Erin Hicks Moon is host of the Faith Adjacent podcast and author of the popular “The Swipe Up” newsletter. She’s made a life out of helping folks deconstruct and reconstruct their faith from the knots of the past to create a new life with Jesus. Now she’s putting it all out there in book form with I’ve Got Questions: The Spiritual Practice of Having It Out with God, publishing in February (Baker Books).

What started you on the journey of deconstruction and reconstruction of your faith?

I saw a lot of cognitive dissonance between what the Scripture was saying that Jesus wanted out of believers, and what was happening in the church and the world. That led me down a path of questions about why we don’t do what Jesus wanted. Also, a university minister said I couldn’t study systematic theology with the boys, that I needed to find a woman to teach me. I encountered an attitude about women in the church that didn’t match how Jesus interacted with women.

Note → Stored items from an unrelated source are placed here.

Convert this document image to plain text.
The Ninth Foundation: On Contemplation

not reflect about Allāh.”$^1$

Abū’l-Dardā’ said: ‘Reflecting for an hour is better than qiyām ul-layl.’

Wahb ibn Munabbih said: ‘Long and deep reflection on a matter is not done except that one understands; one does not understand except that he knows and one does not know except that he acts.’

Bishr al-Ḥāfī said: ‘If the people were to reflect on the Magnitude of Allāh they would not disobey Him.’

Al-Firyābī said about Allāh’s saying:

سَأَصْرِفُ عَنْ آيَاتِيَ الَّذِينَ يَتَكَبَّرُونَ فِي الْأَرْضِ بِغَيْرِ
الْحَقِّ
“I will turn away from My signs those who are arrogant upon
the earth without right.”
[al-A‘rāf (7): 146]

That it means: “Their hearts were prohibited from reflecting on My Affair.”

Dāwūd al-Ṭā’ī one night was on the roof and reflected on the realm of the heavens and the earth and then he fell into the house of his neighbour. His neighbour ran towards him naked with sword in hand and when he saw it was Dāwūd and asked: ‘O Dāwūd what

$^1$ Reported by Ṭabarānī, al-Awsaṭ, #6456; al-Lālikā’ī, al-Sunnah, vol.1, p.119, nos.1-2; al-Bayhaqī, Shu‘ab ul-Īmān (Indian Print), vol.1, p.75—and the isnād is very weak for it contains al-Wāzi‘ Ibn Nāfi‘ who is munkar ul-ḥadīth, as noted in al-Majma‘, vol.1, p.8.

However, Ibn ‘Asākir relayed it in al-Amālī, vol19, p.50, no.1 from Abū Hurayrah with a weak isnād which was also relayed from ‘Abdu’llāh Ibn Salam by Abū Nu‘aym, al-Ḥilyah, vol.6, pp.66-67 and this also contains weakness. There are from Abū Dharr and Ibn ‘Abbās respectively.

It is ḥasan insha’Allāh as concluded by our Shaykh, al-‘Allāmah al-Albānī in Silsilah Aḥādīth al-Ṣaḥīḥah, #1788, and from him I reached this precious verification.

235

It seems like this deconstruction and reconstruction is a modern trend. Is that true?

This has been going on from Jesus’s time and before. God changed Jacob’s name and the name of the people to Israel, the people who wrestle with God. Our spiritual inheritance is to wrestle. There was a specific white, American evangelical deconstruction during the first Trump campaign. After the Access Hollywood tape, we asked if this is who we’re really going with for president. When 80 percent of white evangelicals voted for him, that kicked off a big wave of deconstruction. And we’re still seeing the effects of it now. With this election, there has been a lot of justifying (over backing Trump again) and we’re going to feel the reverberations for decades.

What sorts of questions are people asking you?

I’m asked, how do I become a Christian who pays attention to what’s happening? How do I own my own faith? And there are a million questions that go with that — women in leadership, affirming beliefs, the Bible as Truth. But it all feels so overwhelming and people decide they will figure it out later. But you get to a point when “later” is now. And once the gate is unlocked, you don’t want to go back in.

What can you say to believers who are deconstructing and reconstructing?

People think there is an urgency, that they’d better have it figured out before they die or Jesus comes back. But I want to say that you have time, you aren’t in a rush, there is no gate closing. Yes, it’s scary and you’re right to take it seriously. But there is joy on the other side. Don’t not start because you think you don’t have time. It’s easy to put our brains on autopilot, but God’s chest is big enough for us to beat on. Every time you look at Scripture, you’ll uncover something new. This is the work of our lives.